Urban sustainability as a political instrument in the Gulf region exemplified by projects in Abu Dhabi
DOI:
https://doi.org/10.12854/erde-148-53Keywords:
urban sustainability, the urban Gulf, sustainable planning and development, Abu DhabiAbstract
The states of the Gulf Cooperation Council (GCC) are highly urbanised. The urban areas in the Gulf are nationally and internationally the focal point of economic development and political attention. Gulf cities are under rapid transformation and spaces of social, economic, ecological and political conflicts. While such dynamics gave rise to a differentiated debate on the political and social dimensions of urban sustainability in postindustrialised countries elsewhere, the narrative differs radically for the Gulf region.
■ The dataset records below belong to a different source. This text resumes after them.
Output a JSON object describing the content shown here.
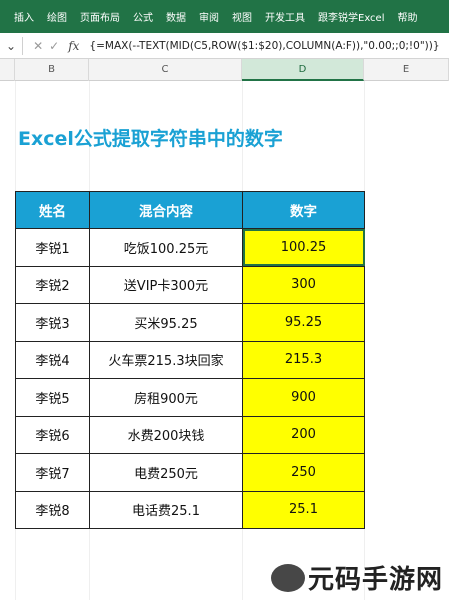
{
  "ribbon": {
    "tabs": [
      "插入",
      "绘图",
      "页面布局",
      "公式",
      "数据",
      "审阅",
      "视图",
      "开发工具",
      "跟李锐学Excel",
      "帮助"
    ]
  },
  "formula_bar": {
    "formula": "{=MAX(--TEXT(MID(C5,ROW($1:$20),COLUMN(A:F)),\"0.00;;0;!0\"))}"
  },
  "column_headers": [
    "B",
    "C",
    "D",
    "E"
  ],
  "sheet": {
    "title": "Excel公式提取字符串中的数字",
    "headers": [
      "姓名",
      "混合内容",
      "数字"
    ],
    "rows": [
      {
        "name": "李锐1",
        "content": "吃饭100.25元",
        "number": "100.25"
      },
      {
        "name": "李锐2",
        "content": "送VIP卡300元",
        "number": "300"
      },
      {
        "name": "李锐3",
        "content": "买米95.25",
        "number": "95.25"
      },
      {
        "name": "李锐4",
        "content": "火车票215.3块回家",
        "number": "215.3"
      },
      {
        "name": "李锐5",
        "content": "房租900元",
        "number": "900"
      },
      {
        "name": "李锐6",
        "content": "水费200块钱",
        "number": "200"
      },
      {
        "name": "李锐7",
        "content": "电费250元",
        "number": "250"
      },
      {
        "name": "李锐8",
        "content": "电话费25.1",
        "number": "25.1"
      }
    ]
  },
  "colors": {
    "ribbon": "#217346",
    "title": "#1aa1d4",
    "header_fill": "#1aa1d4",
    "number_fill": "#ffff00"
  },
  "watermark": {
    "text": "元码手游网"
  }
}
Urban sustainability in the Gulf will be discussed in this paper along three case-studies from Abu Dhabi that relate to the terminological and practical inception, adoption and transformation of the concept: The selected examples are modern residential neighbourhoods, the Abu Dhabi Vision 2030, and the eco-city model of Masdar. In combination with the general urban planning history of the city, these projects allow to trace the concept of urban sustainability in time and to understand its adoption into the Arabic language and the interrelations of the term to the Gulf regions’ specific political, ideological, and socio-cultural structures. Based on the works of Gunder (2006), Davidson (2010) and Brown (2016) the case studies reflect the concept of sustainability reduced to ‘sustainable development’. As such, it is becoming an ‘empty signifier’ that can be applied or instrumentalised by the ruling elites. This paper argues that the concept of urban sustainability in the Gulf is a foreign ‘import’ that serves in situ as a political instrument controlled by the ruling elites to stabilise the existing hegemonic power structures and to legitimise the political order.